To convert a mixed number to an improper fraction, multiply the denominator by the whole number and add the numerator. For example, in the fraction 5 3/8, multiply the denominator 8 and the whole number 5, then add the numerator 3:

(8 x 5) + 3 = 43

The answer becomes your new numerator. The denominator stays the same. In the example, the improper fraction is 43/8. Repeat this process for all mixed numbers in your equation.

Once you've converted all fractions to improper fraction form, multiply the fractions as you would in any fraction multiplication problem. First, multiply all the numerators. Then multiply all the denominators. Write the answers in fraction form with the numerator product on top and the denominator product on bottom. For the problem 10/3 x 3/4, multiply 10 and 3 to find the numerator of 30. Multiply 3 and 4 to find the denominator of 12. Your answer is 30/12.

You might need to simplify your answer to its lowest terms. Simplifying at this point makes conversion back to a mixed number easier. Look at the numerator and denominator and determine if any number can divide into both of them. If they are both divisible by more than one number, look for the highest number. In 48/18, both numbers are divisible by 2, 3 and 6. Since 6 is the largest, divide both numbers by 6 to get 8/3.

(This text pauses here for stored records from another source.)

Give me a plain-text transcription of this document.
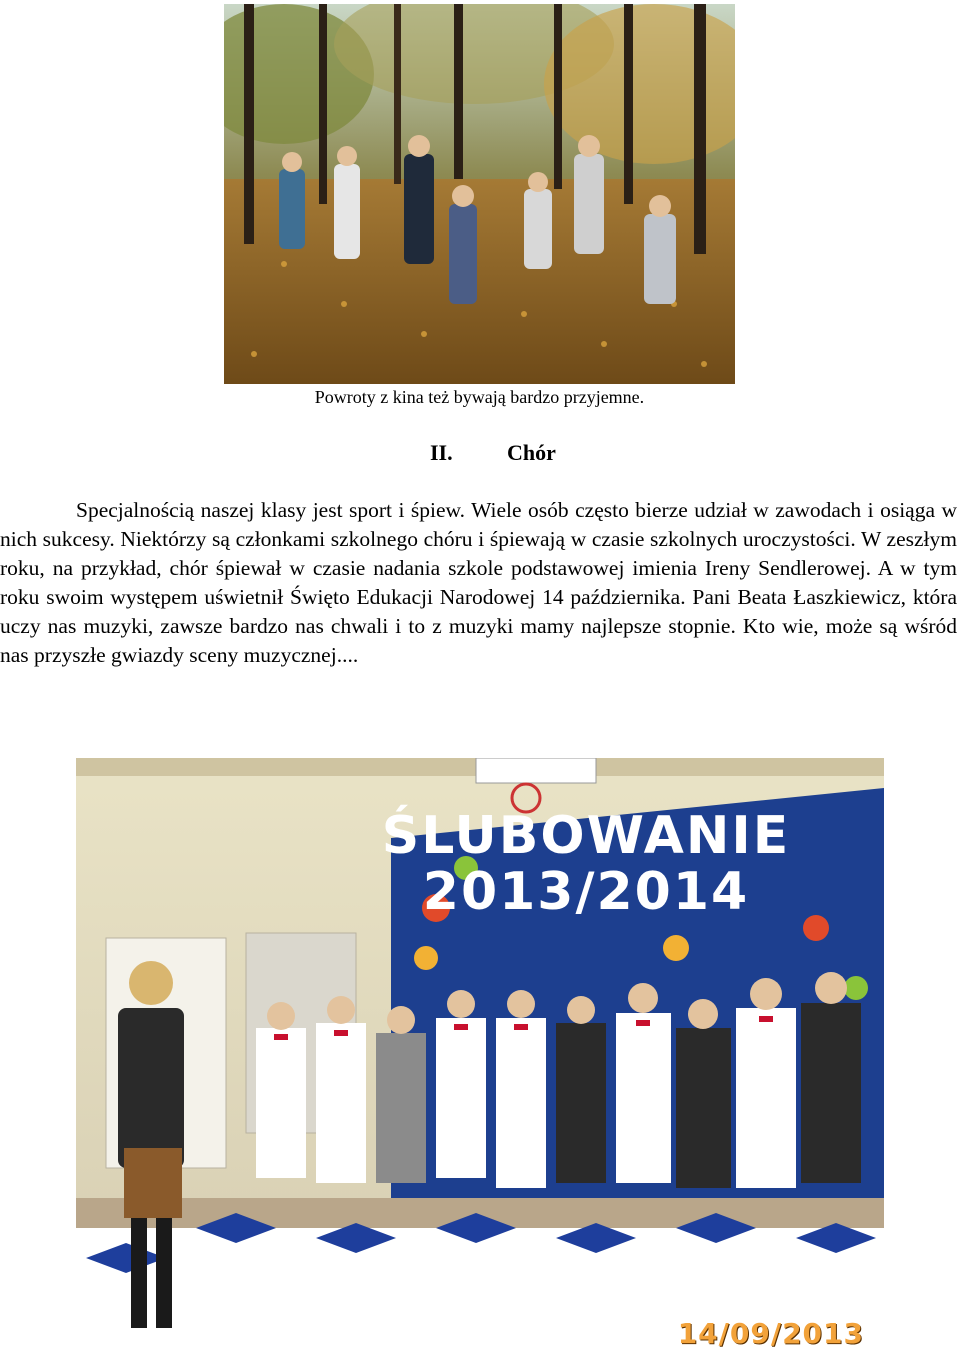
Powroty z kina też bywają bardzo przyjemne.
II. Chór

Specjalnością naszej klasy jest sport i śpiew. Wiele osób często bierze udział w zawodach i osiąga w nich sukcesy. Niektórzy są członkami szkolnego chóru i śpiewają w czasie szkolnych uroczystości. W zeszłym roku, na przykład, chór śpiewał w czasie nadania szkole podstawowej imienia Ireny Sendlerowej. A w tym roku swoim występem uświetnił Święto Edukacji Narodowej 14 października. Pani Beata Łaszkiewicz, która uczy nas muzyki, zawsze bardzo nas chwali i to z muzyki mamy najlepsze stopnie. Kto wie, może są wśród nas przyszłe gwiazdy sceny muzycznej....

ŚLUBOWANIE
2013/2014
14/09/2013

If your answer is an improper fraction, convert it back to a mixed number after simplifying. Instead of multiplying, this time you divide the top number by the bottom number. In the improper fraction 32/5, divide 32 by 5. Your answer is 6 plus a remainder of 2. The 6 becomes your whole number. The 2 becomes the numerator in the mixed number. Your denominator stays the same, so 32/5 becomes 6 2/5.